Dinghy towing a car behind an RV is a great way to add more freedom to your adventures. But to dinghy tow successfully, you need the right equipment.
In this dinghy guide, we will cover the tools and equipment needed for dinghy towing. To tow a vehicle behind an RV, you will need:
Tow bar (or tow dolly)
RV hitch and drop / rise adapter
Dinghy towing harness
Tabs and safety cables
What is dinghy towing?
Dinghy towing is the act of towing a car behind a motorhome or RV. The car, called the dinghy, is connected to the RV with a hitch, wiring and other components. It is pulled by the RV as a trailer.
Other vehicles beyond just cars can also be dinghy towed, such as SUVs, pickup trucks and 4x4s.
There are a few different options for towing a car behind a motorhome.
Dinghy towing vs flat towing
Dinghy towing is the umbrella term for towing a vehicle behind an RV, while flat towing is more specific. The difference comes down to the motorhome towing equipment. Dinghy towing can be done using a tow bar or tow dolly.
When a tow bar is used, all four of the vehicle’s wheels are on the road. This is referred to as flat towing or four-down towing.
When a tow dolly is used, the vehicle’s front wheels are up off the road, resting on the tow dolly.
Flat towing with a tow bar is preferable for its ease of use and fewer equipment requirements.
Equipment Needed for Flat Towing
Step 1: Choose a tow bar
Start with a tow bar. A tow bar will provide a secure connection between your dinghy vehicle and RV. It is comprised of two arms that attach to the dinghy and pivot side to side for smooth towing and turning.
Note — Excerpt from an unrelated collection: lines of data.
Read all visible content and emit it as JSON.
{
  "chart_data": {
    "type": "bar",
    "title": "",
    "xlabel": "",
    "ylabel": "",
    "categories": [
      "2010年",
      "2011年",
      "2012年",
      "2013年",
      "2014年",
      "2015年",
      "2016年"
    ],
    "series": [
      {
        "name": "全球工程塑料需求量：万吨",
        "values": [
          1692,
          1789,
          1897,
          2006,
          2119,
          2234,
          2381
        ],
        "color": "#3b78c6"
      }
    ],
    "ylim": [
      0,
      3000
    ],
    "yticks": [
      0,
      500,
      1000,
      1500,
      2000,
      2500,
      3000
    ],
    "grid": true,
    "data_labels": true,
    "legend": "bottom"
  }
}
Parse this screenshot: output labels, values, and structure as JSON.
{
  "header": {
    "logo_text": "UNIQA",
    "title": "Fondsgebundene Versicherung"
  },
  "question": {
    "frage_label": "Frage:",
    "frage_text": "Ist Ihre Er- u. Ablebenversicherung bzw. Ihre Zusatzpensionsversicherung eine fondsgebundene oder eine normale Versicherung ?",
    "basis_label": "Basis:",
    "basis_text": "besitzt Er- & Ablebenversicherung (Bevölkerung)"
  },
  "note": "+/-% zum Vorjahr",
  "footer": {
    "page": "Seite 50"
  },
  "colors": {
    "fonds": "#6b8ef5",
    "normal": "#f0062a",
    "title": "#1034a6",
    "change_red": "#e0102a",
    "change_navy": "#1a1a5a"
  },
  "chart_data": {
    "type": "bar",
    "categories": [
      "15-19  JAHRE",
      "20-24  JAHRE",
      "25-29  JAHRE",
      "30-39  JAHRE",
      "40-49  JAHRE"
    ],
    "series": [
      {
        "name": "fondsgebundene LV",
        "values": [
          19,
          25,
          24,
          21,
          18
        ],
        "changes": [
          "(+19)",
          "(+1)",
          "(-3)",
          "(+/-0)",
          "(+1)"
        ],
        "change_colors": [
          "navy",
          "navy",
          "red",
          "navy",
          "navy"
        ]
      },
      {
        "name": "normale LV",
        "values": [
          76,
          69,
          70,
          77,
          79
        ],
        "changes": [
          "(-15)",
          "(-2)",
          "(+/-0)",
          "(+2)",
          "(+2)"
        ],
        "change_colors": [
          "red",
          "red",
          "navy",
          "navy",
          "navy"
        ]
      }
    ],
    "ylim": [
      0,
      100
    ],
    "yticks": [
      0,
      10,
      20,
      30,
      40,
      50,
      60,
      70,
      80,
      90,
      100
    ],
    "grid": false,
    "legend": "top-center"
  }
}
Tow bars range in style, weight capacity and ease of use. Some tow bars hitch up to the RV using a standard receiver shank. Others use a coupler to drop onto a trailer ball.
Before dinghy towing a vehicle behind an RV, you will need a receiver hitch on the back of your RV. Towing systems for motorhomes are very similar to car towing systems, using a rear-mounted receiver tube. RV hitches are available in a frame-mounted style or bumper-mounted style.
When flat towing a vehicle, the receiver hitch height must be within 3 inches of the tow bar base plate height. If the height difference is greater than 3 inches, a hitch adapter will be needed to drop to the correct height.
To properly dinghy tow a vehicle, it needs to be connected to the RV, not just with a hitch connection but with an electrical connection as well. The towed vehicle lights must be synchronized with the RV lights for safe driving. This is done using a dinghy tow wiring harness.
CURT dinghy towing harnesses are made vehicle-specific for an easy, plug-and-play connection. They provide a standard 4-way flat to plug into the RV electrical socket.
When flat towing a vehicle, an auxiliary braking system is recommended. Many tow dollies come with built-in brakes, but in flat towing, an on-board vehicle braking system should be used.
An RV’s brakes can be overloaded by the weight of the dinghy vehicle. Auxiliary brakes help the RV and vehicle stop smoothly and safely.
Step 6: Add tow bar accessories
To finalize your dinghy towing connection, there may be some additional rv car towing equipment needed. Some of these accessories are included with tow bars, but it is important to verify before towing.
To attach the tow bar arms to the dinghy vehicle, attachment tabs are needed. These are simple, key-style metal tabs that insert into the base plate receivers and provide a linking point for the arm lynch pins.
You will also need safety cables for your dinghy towing setup. Similar to safety chains on a trailer, safety cables connect from the base plate to the RV trailer hitch loops to prevent complete separation in the event of a disconnect.
Tow bar locks
Replacing the hitch pins of your tow bar with hitch locks increases the security of your RV towing setup, particularly when leaving your RV and vehicle parked and unattended.